Walking Hawken yesterday afternoon was a different experience. The second I opened the back door, I smelled the strong odor of grass fire smoke. The wind had shifted and was coming from the north, and someone, or probably many people, were burning the pastures in preparation for the spring growing season.
I have been off of social media radar for a few days to entertain the family visiting from Baltimore, Abby’s daughter, Chele, her husband Tom, and their son, our grandson, Paul.
I also did my usual work at the annual Bertha Frank Teague Mid-America Classic basketball tournament, for which, for the first time ever, we hosted their web site. One night the crowd was so large we ran out of tickets.
Christmas is always stressful, but by the time it rolled around, I was very glad we were able to have it with the family. This year they arrived on December 26 and departed on New Year’s Day.
We had a gift exchange as soon as they arrived. We watched movies and played outside. We walked Hawken the Irish Wolfhound, which Paul, who is seven, regarded as an accomplishment, trekking deep into the woods. Paul rode his tractor, which he is likely to have outgrown by the next time they visit.
We toasted in the new year with the cheapest possible sparkling wine (technically not champagne,) hours before it actually turned midnight, and we all got a good night’s sleep before the kids flew back to Baltimore.
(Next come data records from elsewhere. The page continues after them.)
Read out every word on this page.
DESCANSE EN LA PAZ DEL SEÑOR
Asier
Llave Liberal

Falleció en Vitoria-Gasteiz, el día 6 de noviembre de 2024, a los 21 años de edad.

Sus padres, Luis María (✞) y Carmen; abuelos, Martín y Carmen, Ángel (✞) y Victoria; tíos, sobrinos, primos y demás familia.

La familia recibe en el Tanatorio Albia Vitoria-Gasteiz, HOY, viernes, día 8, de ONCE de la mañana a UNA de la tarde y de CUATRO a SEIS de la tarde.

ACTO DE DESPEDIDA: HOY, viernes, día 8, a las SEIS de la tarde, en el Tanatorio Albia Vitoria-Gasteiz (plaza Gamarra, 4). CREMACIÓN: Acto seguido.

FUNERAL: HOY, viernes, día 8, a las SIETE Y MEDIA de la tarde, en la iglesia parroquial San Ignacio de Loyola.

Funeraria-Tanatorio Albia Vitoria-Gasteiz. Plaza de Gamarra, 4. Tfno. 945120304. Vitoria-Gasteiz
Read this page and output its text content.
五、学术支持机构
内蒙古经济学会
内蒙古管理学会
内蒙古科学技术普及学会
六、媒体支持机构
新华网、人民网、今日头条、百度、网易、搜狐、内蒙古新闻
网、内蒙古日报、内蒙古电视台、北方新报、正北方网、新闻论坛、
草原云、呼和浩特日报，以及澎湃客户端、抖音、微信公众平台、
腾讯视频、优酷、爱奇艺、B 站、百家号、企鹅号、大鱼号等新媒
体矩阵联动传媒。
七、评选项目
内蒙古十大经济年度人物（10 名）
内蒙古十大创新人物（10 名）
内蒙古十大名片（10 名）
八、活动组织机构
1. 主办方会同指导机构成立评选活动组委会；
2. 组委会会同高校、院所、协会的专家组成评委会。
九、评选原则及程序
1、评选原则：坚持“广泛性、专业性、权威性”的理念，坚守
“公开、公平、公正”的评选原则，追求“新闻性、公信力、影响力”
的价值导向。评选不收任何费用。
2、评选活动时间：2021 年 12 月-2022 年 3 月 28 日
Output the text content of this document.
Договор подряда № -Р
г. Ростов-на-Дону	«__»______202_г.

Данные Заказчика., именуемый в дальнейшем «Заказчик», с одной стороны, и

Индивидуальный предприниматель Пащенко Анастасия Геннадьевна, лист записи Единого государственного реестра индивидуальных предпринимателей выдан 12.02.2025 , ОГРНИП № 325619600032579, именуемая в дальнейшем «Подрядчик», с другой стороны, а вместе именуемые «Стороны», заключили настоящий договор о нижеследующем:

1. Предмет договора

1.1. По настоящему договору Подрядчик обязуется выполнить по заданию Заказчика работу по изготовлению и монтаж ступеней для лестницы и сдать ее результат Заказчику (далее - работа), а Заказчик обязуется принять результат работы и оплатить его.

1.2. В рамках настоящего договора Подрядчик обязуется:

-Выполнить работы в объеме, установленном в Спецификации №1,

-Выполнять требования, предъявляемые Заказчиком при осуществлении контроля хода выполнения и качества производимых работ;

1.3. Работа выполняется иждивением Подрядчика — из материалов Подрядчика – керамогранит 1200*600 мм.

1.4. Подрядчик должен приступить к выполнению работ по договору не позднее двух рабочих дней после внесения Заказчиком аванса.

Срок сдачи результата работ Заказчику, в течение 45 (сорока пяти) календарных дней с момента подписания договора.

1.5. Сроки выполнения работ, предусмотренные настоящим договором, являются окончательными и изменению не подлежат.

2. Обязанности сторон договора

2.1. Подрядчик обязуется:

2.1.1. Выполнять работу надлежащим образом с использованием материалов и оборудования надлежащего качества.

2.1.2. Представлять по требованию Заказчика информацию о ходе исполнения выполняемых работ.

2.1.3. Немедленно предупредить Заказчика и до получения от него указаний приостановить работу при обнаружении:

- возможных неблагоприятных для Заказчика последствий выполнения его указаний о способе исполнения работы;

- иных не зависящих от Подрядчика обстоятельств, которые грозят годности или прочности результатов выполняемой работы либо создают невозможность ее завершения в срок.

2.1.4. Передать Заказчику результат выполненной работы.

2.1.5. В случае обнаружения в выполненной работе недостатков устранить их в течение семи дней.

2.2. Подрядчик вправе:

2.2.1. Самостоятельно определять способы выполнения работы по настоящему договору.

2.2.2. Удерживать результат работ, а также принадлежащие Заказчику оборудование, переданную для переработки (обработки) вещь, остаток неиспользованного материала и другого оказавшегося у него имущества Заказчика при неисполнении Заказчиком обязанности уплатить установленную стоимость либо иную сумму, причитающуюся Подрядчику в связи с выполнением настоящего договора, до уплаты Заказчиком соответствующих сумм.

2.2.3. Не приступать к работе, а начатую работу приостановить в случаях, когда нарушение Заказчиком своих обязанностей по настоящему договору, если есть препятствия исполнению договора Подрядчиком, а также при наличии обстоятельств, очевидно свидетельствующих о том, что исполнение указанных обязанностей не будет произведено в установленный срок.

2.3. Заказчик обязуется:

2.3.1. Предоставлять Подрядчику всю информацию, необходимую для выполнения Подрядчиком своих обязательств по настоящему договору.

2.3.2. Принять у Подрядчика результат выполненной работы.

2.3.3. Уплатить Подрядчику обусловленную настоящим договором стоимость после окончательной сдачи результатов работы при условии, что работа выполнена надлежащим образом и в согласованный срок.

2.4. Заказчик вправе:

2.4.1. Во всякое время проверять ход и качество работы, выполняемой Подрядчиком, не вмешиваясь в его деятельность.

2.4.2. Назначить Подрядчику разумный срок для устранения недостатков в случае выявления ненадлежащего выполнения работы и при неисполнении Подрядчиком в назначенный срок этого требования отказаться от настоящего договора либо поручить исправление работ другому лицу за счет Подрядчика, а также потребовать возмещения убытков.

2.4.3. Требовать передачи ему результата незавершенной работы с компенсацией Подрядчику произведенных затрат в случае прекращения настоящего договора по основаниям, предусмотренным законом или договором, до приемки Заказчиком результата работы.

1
Finally, mindful of the weather forecast for snow and ice, and that my days off are limited, I de-decorated the entire house yesterday. Tonight I’ll let the wolfhound in the garage and the two of us will put all that stuff in the rafters. Another year ends, and begins.
Abby and I are preparing to host Christmas this week. The kids (Abby’s daughter Chele, husband Tom, and our grandson Paul) are coming on the 26th and staying through New Year’s Day.
I have decorated and shopped and cleaned and prepped. Now, more. No, really. This kind of thing seems perpetual, and is never finished. And you can’t do it a month before: the dogs will chew up a poo where you shampooed the carpet. The bathroom mirrors get splashed. The sink gets full of dishes. You know what it’s like.
Readers familiar with my cadre of work will recall that I don’t love Christmas. Not only is it a bone of religious contention (the pretend “War on Christmas”), it’s also a bitter reminder of how much we trivialize ourselves with commercialism. I talked about this in my column this week.
What do I like about Christmas? I love the photography most of all. I love that my wife loves it so tenderly. I love that we usually get to see the kids.
I will let you know how this Christmas stacks up. In the mean time, have a peaceful one.